La Commission européenne s'apprête à présenter une proposition de loi visant à harmoniser l'âge de la majorité numérique au sein de l'Union européenne. Selon des sources proches du dossier, l'exécutif européen devrait fixer à 15 ans l'âge à partir duquel un mineur peut consentir seul au traitement de ses données personnelles.

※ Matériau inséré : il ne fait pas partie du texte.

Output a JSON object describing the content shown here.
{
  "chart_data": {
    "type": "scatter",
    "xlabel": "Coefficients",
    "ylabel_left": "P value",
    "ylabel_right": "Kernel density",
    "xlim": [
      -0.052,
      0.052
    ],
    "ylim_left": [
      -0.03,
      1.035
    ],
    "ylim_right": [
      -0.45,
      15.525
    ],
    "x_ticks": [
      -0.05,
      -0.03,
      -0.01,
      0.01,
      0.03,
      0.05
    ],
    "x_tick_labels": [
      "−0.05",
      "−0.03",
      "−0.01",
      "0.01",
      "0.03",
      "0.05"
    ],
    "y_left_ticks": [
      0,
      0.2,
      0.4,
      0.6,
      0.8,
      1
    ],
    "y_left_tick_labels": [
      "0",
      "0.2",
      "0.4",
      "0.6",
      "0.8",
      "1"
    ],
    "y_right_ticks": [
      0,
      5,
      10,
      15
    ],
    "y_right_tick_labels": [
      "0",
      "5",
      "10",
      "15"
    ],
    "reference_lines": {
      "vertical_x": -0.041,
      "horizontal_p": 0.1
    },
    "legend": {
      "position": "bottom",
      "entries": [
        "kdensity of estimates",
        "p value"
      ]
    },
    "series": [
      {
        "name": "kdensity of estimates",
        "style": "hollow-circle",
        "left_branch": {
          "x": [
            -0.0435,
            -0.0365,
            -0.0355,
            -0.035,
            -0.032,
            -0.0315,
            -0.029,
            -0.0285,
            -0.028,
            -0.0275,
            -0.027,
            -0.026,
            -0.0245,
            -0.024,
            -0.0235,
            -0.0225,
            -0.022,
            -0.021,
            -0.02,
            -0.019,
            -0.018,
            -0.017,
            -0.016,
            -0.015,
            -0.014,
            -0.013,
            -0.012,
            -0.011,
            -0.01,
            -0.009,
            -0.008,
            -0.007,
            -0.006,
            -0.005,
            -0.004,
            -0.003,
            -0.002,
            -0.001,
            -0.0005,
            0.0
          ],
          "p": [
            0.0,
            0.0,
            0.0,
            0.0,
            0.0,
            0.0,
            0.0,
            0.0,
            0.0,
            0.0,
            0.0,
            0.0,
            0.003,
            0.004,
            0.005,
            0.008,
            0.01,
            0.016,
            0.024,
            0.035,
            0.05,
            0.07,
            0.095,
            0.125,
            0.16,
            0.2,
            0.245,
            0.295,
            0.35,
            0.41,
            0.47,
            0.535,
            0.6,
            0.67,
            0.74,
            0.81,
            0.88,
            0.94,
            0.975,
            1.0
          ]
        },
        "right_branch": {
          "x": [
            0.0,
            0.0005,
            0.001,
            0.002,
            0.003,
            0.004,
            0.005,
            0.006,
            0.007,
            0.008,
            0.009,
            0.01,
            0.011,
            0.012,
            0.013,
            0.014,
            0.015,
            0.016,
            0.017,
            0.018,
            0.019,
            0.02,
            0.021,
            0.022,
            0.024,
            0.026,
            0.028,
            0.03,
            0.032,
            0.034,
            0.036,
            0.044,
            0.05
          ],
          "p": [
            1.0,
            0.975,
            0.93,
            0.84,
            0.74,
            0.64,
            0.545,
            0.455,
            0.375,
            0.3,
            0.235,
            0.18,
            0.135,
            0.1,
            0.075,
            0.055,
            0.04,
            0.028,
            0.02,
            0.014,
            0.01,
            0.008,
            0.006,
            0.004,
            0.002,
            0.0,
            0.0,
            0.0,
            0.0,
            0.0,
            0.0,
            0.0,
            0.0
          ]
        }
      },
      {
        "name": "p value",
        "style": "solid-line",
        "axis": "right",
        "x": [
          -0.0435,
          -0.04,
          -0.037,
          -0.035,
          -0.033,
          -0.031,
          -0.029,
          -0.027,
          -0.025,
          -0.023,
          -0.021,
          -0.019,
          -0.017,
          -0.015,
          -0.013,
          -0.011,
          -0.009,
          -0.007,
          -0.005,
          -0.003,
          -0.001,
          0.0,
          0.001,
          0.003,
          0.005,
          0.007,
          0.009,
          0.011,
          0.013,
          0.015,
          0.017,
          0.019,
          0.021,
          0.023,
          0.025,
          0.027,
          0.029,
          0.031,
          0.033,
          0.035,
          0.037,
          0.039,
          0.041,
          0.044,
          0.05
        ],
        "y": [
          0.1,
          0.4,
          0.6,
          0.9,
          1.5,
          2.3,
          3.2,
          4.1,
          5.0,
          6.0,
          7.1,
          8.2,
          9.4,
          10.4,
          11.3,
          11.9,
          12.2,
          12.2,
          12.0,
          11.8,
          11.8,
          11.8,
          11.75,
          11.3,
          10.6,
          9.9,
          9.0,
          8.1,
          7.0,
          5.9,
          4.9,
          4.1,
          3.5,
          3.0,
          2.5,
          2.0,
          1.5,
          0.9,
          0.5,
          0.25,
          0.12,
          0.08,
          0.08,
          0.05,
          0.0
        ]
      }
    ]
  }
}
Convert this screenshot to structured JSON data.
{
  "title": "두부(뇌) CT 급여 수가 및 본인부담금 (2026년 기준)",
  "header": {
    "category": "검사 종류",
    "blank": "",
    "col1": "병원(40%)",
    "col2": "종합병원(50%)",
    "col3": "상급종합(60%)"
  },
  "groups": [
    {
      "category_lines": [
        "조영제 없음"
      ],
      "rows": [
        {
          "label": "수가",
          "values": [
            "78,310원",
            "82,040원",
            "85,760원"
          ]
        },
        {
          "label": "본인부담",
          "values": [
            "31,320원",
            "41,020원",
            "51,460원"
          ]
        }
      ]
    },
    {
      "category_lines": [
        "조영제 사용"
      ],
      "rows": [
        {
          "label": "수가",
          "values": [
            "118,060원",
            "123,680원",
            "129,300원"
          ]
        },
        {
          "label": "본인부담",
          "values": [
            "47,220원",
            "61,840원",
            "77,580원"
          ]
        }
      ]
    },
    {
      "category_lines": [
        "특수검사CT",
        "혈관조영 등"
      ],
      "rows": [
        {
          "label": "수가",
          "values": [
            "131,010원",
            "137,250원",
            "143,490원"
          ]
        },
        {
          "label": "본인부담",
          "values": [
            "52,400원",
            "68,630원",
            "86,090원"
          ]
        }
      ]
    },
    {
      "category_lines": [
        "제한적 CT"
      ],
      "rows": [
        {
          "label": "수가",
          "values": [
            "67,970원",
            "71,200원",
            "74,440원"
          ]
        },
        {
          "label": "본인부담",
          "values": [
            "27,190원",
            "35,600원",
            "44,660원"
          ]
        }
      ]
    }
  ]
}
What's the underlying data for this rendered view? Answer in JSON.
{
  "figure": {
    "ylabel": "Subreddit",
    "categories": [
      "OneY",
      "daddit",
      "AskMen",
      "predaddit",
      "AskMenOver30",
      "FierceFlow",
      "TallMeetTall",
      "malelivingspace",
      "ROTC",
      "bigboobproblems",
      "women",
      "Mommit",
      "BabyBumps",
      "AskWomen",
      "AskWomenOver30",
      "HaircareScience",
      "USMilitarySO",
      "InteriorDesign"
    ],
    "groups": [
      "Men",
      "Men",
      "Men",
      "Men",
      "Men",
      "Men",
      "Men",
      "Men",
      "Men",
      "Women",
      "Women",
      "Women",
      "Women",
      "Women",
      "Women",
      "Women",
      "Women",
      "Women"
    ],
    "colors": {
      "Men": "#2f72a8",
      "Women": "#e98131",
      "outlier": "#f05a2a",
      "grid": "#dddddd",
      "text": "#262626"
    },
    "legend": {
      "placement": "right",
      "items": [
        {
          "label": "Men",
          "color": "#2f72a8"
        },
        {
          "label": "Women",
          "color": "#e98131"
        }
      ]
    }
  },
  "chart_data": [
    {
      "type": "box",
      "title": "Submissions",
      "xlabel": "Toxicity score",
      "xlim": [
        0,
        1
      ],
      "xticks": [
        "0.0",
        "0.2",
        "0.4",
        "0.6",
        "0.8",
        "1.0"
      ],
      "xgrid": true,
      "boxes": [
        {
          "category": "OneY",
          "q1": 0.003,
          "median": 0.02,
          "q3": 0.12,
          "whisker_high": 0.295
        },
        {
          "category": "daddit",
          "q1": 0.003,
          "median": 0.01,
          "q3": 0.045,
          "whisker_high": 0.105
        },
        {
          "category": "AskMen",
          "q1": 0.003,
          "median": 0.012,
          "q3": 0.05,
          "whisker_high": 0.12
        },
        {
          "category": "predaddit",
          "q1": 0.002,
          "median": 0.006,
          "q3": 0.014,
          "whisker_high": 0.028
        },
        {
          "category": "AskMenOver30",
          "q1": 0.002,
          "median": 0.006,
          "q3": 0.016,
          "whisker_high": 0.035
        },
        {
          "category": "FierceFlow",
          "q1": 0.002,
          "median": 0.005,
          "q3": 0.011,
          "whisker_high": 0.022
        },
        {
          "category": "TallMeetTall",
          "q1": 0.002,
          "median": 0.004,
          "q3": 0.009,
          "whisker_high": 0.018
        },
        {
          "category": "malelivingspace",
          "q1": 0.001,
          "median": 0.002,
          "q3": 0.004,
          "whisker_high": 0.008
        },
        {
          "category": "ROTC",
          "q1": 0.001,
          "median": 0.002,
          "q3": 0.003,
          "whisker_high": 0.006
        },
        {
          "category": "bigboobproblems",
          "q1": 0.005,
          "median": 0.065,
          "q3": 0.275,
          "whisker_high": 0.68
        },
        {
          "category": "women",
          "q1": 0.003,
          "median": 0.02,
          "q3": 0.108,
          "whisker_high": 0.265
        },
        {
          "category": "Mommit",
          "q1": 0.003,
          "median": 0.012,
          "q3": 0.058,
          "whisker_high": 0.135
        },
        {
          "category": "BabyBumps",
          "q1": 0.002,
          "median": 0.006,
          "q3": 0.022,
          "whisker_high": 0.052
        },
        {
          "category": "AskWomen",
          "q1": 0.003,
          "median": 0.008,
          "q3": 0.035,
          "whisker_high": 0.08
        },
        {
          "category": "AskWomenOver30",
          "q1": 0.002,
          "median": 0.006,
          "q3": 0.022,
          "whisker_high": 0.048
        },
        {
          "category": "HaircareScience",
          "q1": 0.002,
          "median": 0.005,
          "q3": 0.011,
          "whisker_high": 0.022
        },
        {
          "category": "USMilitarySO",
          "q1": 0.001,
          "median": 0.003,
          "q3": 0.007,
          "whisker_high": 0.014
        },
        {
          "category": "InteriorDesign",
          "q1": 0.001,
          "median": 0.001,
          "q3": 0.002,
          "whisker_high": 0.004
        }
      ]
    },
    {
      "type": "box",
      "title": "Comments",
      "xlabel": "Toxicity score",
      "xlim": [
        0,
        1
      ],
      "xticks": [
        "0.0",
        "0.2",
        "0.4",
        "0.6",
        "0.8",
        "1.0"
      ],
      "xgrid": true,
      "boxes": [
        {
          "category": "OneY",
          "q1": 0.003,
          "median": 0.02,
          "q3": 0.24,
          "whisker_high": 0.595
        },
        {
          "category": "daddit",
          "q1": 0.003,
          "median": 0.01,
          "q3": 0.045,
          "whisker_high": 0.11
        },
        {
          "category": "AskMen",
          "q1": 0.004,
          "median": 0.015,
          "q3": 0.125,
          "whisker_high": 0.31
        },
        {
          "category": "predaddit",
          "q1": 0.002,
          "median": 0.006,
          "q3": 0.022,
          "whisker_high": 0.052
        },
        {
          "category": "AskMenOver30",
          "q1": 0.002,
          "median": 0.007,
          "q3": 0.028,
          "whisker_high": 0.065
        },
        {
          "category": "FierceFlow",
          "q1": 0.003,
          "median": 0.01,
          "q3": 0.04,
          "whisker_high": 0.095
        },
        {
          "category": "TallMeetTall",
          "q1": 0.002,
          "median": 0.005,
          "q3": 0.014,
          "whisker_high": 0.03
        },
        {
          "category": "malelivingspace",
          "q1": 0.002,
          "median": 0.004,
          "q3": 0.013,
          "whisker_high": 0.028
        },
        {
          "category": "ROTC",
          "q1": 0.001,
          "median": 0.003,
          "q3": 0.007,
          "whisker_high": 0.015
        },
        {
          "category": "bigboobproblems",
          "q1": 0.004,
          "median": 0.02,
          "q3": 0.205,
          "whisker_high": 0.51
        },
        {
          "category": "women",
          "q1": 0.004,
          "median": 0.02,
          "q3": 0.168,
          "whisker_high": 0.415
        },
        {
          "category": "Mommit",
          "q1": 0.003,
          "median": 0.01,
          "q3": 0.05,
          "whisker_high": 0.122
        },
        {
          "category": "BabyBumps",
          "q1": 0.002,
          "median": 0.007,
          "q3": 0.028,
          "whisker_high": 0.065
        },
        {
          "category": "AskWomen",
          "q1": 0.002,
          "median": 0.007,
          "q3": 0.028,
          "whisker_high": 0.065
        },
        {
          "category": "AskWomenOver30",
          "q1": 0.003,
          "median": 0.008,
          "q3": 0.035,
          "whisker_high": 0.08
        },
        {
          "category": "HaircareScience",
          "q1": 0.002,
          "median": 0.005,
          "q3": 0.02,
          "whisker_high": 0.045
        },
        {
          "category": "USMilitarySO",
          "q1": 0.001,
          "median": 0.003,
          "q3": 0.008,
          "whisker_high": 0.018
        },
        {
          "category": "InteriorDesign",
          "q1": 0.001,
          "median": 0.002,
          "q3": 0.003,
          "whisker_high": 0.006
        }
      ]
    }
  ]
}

Cette décision intervient après des mois de tergiversations et de débats intenses entre les États membres.
Un cadre juridique actuellement fragmenté
Actuellement, le Règlement général sur la protection des données (RGPD) laisse chaque pays membre libre de déterminer cet âge, entre 13 et 16 ans. Cette disparité crée des difficultés pour les entreprises technologiques et une protection inégale pour les mineurs. La France, par exemple, a fixé la majorité numérique à 15 ans, tandis que l'Allemagne l'a établie à 16 ans. D'autres pays, comme l'Espagne, ont opté pour 14 ans.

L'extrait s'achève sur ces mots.